Father Tuttle joined the Franciscans upon graduating Siena College. Ironically, his first assignment following his ordination sent him back to Siena College, where he served as a campus friar. Among the students was his youngest sister, Margaret.
He also served as campus minister at Duke University and St. Bonaventure University in New York.
In 2005, Father Tuttle was sent to the South, an assignment he welcomed.
“I remember the Church being very mission focused and evangelistic because of the small number of Catholics at the time,” he said.
The young priest was assigned as campus minister at Furman University and as a supply priest to area parishes. During his time at Furman, the school’s CSA membership grew from 20 students to more than 400, a trend that mirrors his time at St. Anthony.
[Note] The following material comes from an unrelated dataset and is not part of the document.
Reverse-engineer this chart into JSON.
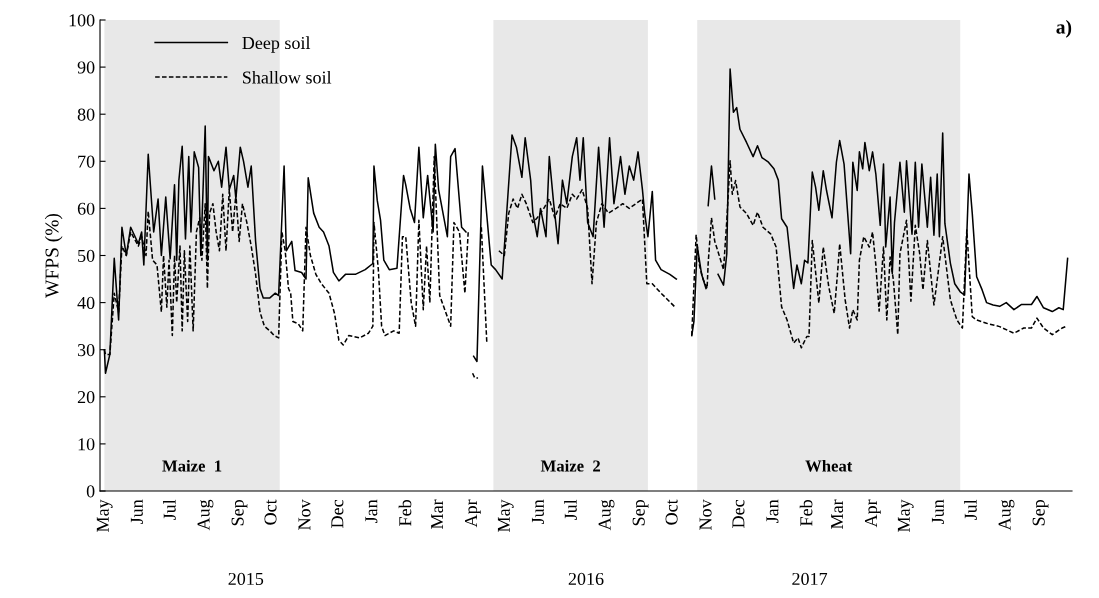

Father Tuttle is proud of his parish, which is actively engaged in ministry for the poor and disenfranchised in Greenville County.
Still, more needs to be done within the rapidly changing community, he said. What he calls his three “rallying cries” are gentrification, predatory lending and quality education; issues he feels called upon to change through action and prayer.
Poor Clare Sister Mary Ann describes Father Tuttle as “very dedicated” to his life as a Franciscan.
“Father Pat is very generous with his time,” Sister Mary Ann said. “I know he’s very busy and I don’t know how he does it all.”
His drive to help stretches back to his early formation days and the influence of Franciscan Father Dan McLellan, who was director of formation for Holy Name Province then and is now pastor of St. Andrew Church in Clemson.
“He has been a very steady, powerful and effective face of the Franciscan order for me,” Father Tuttle said, adding that they talk regularly.
Though his future is in God’s hands, Father Tuttle said he enjoys his ministry at St. Anthony.
“I’ve never been in a ministry where I’ve learned so much, and I’m drawn to learn more, especially about racial issues and the ways the church can be respected by and affect the lives of a city,” he said.
“The treasure that the African American Church has to give to the rest of the Church is wholly unknown, and the wider church suffers a massive poverty without it,” he continued.